Restive eastern DR Congo home to one of world’s worst displacement crises for children – UNICEF
New York, Jan 26 (JEN): More than 800,000 children have been forced from their homes by violence and armed clashes in eastern Democratic Republic of the Congo (DRC) in what the United Nations Children’s Fund (UNICEF) calls “one of the world’s worst displacement crises for children.”
Inter-ethnic violence and clashes between the regular army, militia and armed groups in the provinces of Tanganyika and South Kivu have left some 1.3 million people displaced.
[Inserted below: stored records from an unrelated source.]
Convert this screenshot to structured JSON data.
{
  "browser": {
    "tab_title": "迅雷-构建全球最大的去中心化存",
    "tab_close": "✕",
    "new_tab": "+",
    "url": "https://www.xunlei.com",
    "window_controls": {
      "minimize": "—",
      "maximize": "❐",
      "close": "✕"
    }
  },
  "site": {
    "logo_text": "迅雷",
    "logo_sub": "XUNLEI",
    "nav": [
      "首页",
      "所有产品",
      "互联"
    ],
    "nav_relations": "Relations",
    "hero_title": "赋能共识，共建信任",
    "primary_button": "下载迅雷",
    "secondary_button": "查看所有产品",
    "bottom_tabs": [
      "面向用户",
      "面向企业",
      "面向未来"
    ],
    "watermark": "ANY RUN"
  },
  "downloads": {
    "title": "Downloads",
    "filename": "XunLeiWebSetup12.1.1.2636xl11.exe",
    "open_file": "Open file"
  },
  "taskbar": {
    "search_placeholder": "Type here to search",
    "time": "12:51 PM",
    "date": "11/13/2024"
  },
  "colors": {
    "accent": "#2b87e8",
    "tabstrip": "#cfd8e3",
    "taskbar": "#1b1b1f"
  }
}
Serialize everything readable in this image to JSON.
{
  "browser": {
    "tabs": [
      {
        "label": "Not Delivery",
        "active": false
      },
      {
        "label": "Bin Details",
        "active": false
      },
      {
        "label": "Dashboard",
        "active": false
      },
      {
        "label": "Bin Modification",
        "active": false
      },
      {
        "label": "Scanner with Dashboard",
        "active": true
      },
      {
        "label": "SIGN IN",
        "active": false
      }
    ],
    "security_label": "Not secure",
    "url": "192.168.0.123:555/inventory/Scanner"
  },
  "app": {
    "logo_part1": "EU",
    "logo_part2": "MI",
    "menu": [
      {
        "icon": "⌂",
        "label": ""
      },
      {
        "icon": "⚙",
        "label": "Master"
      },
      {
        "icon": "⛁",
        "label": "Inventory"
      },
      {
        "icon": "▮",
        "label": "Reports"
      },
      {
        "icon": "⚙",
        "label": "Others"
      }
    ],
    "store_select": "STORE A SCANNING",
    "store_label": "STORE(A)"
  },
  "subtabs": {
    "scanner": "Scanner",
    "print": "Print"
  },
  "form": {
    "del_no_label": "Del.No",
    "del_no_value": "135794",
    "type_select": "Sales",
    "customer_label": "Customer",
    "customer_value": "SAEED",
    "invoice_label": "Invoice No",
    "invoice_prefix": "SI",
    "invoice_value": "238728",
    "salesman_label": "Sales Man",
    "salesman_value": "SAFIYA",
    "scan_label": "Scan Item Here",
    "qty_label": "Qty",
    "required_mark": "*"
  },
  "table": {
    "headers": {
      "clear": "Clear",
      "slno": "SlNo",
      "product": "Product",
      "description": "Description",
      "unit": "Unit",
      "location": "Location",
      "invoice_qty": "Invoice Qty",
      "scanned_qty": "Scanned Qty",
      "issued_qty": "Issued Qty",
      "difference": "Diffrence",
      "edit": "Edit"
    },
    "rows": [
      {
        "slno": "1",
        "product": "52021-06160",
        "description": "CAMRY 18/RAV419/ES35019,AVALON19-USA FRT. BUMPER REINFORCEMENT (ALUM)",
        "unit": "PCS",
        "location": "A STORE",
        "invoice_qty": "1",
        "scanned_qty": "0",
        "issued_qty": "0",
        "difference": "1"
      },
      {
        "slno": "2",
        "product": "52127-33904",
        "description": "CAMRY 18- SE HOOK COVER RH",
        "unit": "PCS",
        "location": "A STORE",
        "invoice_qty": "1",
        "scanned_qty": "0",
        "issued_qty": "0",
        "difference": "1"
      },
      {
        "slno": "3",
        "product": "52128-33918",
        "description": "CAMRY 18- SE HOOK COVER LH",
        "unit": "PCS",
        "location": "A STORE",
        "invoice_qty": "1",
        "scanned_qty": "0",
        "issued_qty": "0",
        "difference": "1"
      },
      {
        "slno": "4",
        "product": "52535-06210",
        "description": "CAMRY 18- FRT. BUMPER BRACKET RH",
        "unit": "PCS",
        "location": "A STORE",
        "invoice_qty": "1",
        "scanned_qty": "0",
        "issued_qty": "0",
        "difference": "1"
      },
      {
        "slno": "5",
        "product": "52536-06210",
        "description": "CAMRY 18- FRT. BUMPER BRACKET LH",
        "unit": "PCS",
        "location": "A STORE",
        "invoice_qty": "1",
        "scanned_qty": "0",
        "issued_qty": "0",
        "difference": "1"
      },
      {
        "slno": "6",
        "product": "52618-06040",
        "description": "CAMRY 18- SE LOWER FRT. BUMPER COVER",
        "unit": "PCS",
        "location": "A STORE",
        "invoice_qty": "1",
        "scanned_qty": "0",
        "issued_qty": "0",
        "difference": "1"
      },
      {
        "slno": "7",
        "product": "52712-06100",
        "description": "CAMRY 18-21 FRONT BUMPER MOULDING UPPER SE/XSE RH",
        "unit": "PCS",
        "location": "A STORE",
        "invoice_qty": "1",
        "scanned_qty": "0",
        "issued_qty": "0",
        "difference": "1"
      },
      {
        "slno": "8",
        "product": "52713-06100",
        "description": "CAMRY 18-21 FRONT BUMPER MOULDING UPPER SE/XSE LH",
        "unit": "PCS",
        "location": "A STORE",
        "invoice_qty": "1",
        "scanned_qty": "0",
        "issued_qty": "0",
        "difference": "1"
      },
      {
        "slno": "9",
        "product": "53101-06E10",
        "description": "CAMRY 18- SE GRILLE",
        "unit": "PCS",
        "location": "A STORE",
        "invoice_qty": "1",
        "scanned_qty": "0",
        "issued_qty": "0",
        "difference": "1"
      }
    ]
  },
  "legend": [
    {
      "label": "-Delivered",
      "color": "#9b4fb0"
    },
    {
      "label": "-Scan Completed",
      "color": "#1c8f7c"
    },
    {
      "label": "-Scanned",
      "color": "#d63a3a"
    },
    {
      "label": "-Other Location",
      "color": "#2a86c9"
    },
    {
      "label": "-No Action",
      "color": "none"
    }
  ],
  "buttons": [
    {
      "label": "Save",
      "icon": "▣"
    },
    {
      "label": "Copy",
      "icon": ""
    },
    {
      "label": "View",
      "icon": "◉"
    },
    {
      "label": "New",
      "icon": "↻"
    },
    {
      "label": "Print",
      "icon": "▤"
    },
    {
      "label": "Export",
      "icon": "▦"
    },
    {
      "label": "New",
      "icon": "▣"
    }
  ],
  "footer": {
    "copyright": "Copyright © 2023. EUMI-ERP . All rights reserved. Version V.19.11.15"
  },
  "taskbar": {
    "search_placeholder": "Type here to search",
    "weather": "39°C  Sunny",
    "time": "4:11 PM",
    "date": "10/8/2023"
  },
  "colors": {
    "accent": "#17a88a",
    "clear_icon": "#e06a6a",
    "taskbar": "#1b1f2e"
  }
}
“Children in the eastern DRC continue to suffer devastating consequences as waves of violence destabilize the region,” said Tajudeen Oyewale, the acting head of UNICEF in the vast African nation said on Thursday.
They are being sexually abused and recruited to fight.
UNICEF and its partners have identified more than 800 cases of sexual abuse, although the true scale of sexual violence being perpetrated against children is believed to be much larger.
Recent UNICEF data shows that more than 3,000 children have been recruited by militias and armed groups over the past year, raising concern over how the fighting has impacted children’s health and nutritional wellbeing.
In 2017, the two provinces recorded 18,250 suspected cholera cases, twice as many as in 2016, and 18,000 suspected cases of measles. Today, numerous health centres are no longer functioning there.
“Hundreds of thousands of children in the region no longer have access to health care and education, while many have suffered atrocities at the hands of combatant,” added Oyewale.
Violence has also prevented many people from working the fields to raise crops, fuelling a heightened risk of food insecurity and raising the possibility that thousands of children could suffer from malnutrition due to the lack of food.
As part of its emergency response programme in Tanganyika and South Kivu, UNICEF is providing multi-sectoral support to the displaced population, including immunizing children against measles; cholera prevention and treatment; assisting malnourished children; and offering protection, treatment and psychosocial support for children affected by violence, along with those who are injured or unaccompanied.
To assist the affected children both provinces, the UN agency has appealed for $65 million in support of its response over the next six months.
UNICEF continues to call on all conflict parties to guarantee humanitarian access to people in urgent need of assistance.
“It is simply a brutal situation for children with no end in sight,” Oyewale stressed.